9) How has the up stream flooding on the Mississippi affected the lower half of the river and its watershed? Has it affected your business or river outings?

The Lower Mississippi receives water form everything upstream, so we of course feel water changes according to what’s happening in the Midwest, Upper Midwest, the Great Plains, everything from the Alleghenies to the Rocky Mountains. The river brings us all together. But most of our water comes out of the Ohio River Valley. The Ohio usually flows with twice the water volume of the Mississippi. So when the Upper Mississippi is flooding, or St. Louis is getting flooded, we don’t normally feel it much. The floodplain valley here is so wide and full of wetlands so it quickly absorbs & distributes whatever is coming down out of the Upper Miss. For example, the 1993 flood was bad for the Midwest, but all we got was a little rise. Same for the 2008 flood. We are still 15 feet below flood stage here and the crest just passed St. Louis. Now, if the Ohio is flooding, watch out Lower Mississippi! That happened in the 1927 Flood, the greatest natural disaster in America’s history. All of the valleys were flooding upstream, all of the Ohio river tributaries, and all of the Upper Miss. tributaries, and when all of that flooding water reached us the effect was compounded and the levees fell away like wet mud.

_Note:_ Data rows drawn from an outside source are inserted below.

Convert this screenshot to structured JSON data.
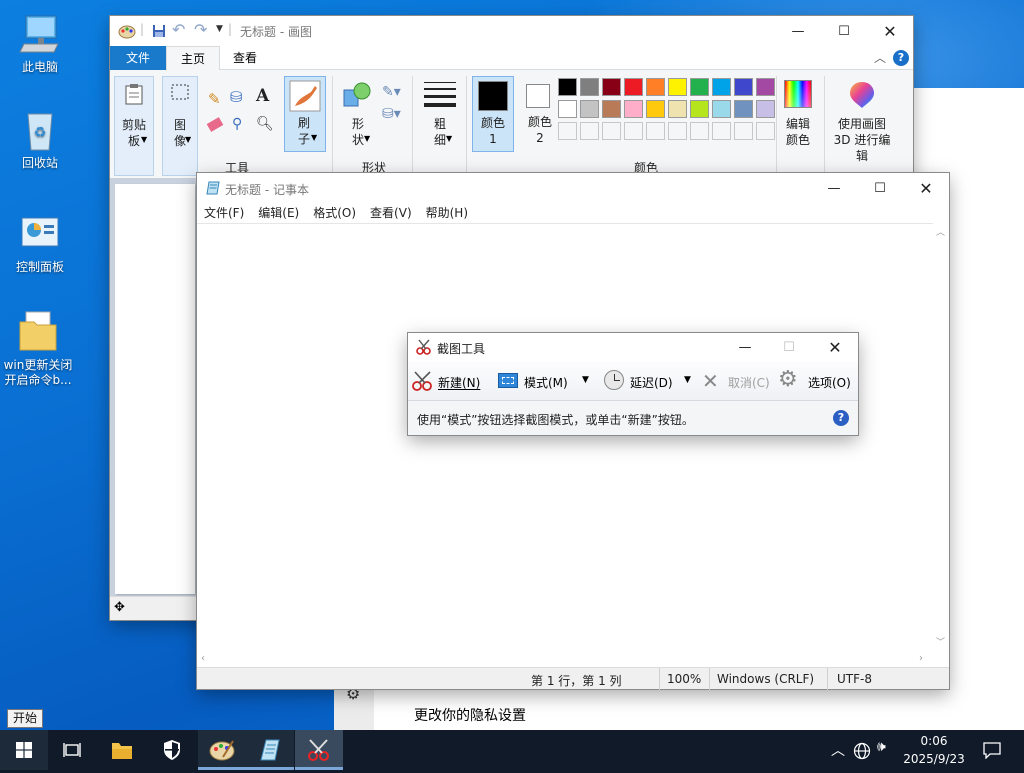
{
  "desktop": {
    "icons": [
      {
        "label": "此电脑",
        "icon": "computer-icon"
      },
      {
        "label": "回收站",
        "icon": "recycle-bin-icon"
      },
      {
        "label": "控制面板",
        "icon": "control-panel-icon"
      },
      {
        "label": "win更新关闭开启命令b...",
        "icon": "folder-icon"
      }
    ]
  },
  "paint": {
    "title": "无标题 - 画图",
    "tabs": [
      "文件",
      "主页",
      "查看"
    ],
    "groups": {
      "clipboard": "剪贴板",
      "image": "图像",
      "tools": "工具",
      "brush": "刷子",
      "shapes": "形状",
      "shapes_btn": "形状",
      "size": "粗细",
      "color1": "颜色 1",
      "color2": "颜色 2",
      "colors": "颜色",
      "edit_colors": "编辑颜色",
      "paint3d": "使用画图 3D 进行编辑"
    },
    "swatches_row1": [
      "#000000",
      "#7f7f7f",
      "#880015",
      "#ed1c24",
      "#ff7f27",
      "#fff200",
      "#22b14c",
      "#00a2e8",
      "#3f48cc",
      "#a349a4"
    ],
    "swatches_row2": [
      "#ffffff",
      "#c3c3c3",
      "#b97a57",
      "#ffaec9",
      "#ffc90e",
      "#efe4b0",
      "#b5e61d",
      "#99d9ea",
      "#7092be",
      "#c8bfe7"
    ]
  },
  "settings": {
    "privacy_text": "更改你的隐私设置"
  },
  "notepad": {
    "title": "无标题 - 记事本",
    "menu": [
      "文件(F)",
      "编辑(E)",
      "格式(O)",
      "查看(V)",
      "帮助(H)"
    ],
    "status": {
      "pos": "第 1 行，第 1 列",
      "zoom": "100%",
      "eol": "Windows (CRLF)",
      "enc": "UTF-8"
    }
  },
  "snip": {
    "title": "截图工具",
    "new": "新建(N)",
    "mode": "模式(M)",
    "delay": "延迟(D)",
    "cancel": "取消(C)",
    "options": "选项(O)",
    "hint": "使用“模式”按钮选择截图模式，或单击“新建”按钮。"
  },
  "taskbar": {
    "start_tooltip": "开始",
    "time": "0:06",
    "date": "2025/9/23"
  }
}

10) Do you ever do excursions on the upper half of the river or other western river estuaries?

We run trips from the Great Arch downstream (the Middle Mississippi) in partnership with Big Muddy Adventures of St. Louis. We’ve also done some long-distance expeditions on the Missouri River and the Yellowstone River, once in 2002, and in 2004-2006 we carved canoes & guided the men involved in the Lewis & Clark Bicentennial Re-enactment.

11) What is Quapaws ultimate goal, and where if any would you like to see the company go from this point on into the future?

No one knows & respects the river like a paddler. Doesn’t matter if you canoe or kayak or paddle a log. When you paddle you get a feel for the river that you can’t get in a power boat, and certainly not from the decks of the Mississippi Queen! No fossil fuels required. Your arms are the motor in a canoe. Your eyes are the radars. This is as it should be. Americans need re-connection to the wilderness. It’s in us, it’s our heritage. Simultaneously the rivers need us to take care of them. The Lower Mississippi River is suffering from gross misunderstanding & neglect. Most people think of it as either a drainage ditch or a super-highway for tugboat commerce. Its neither. It’s a wilderness in the heart of the south. It’s the 3rd biggest river in the world and it flows through our backyard. Our ultimate goal is health & happiness. Health through paddling & caring for America’s Rivers. Happiness through experience of the wilderness. The human psyche blossoms on the river. You become re-connected to basic patterns & color-combinations that govern the universe. Your spirit soars. Your imagination is opened. You become closer to god, the great creator, and you experience that magic that occurred in the first day in the creation story when the heaven & the earth were separated and a mist hovered the face of the waters. You can experience that mist, because that is where you are found when you paddle, you are as weightless as a leaf blowing in the wind, you are as heavy as the boils & the eddies.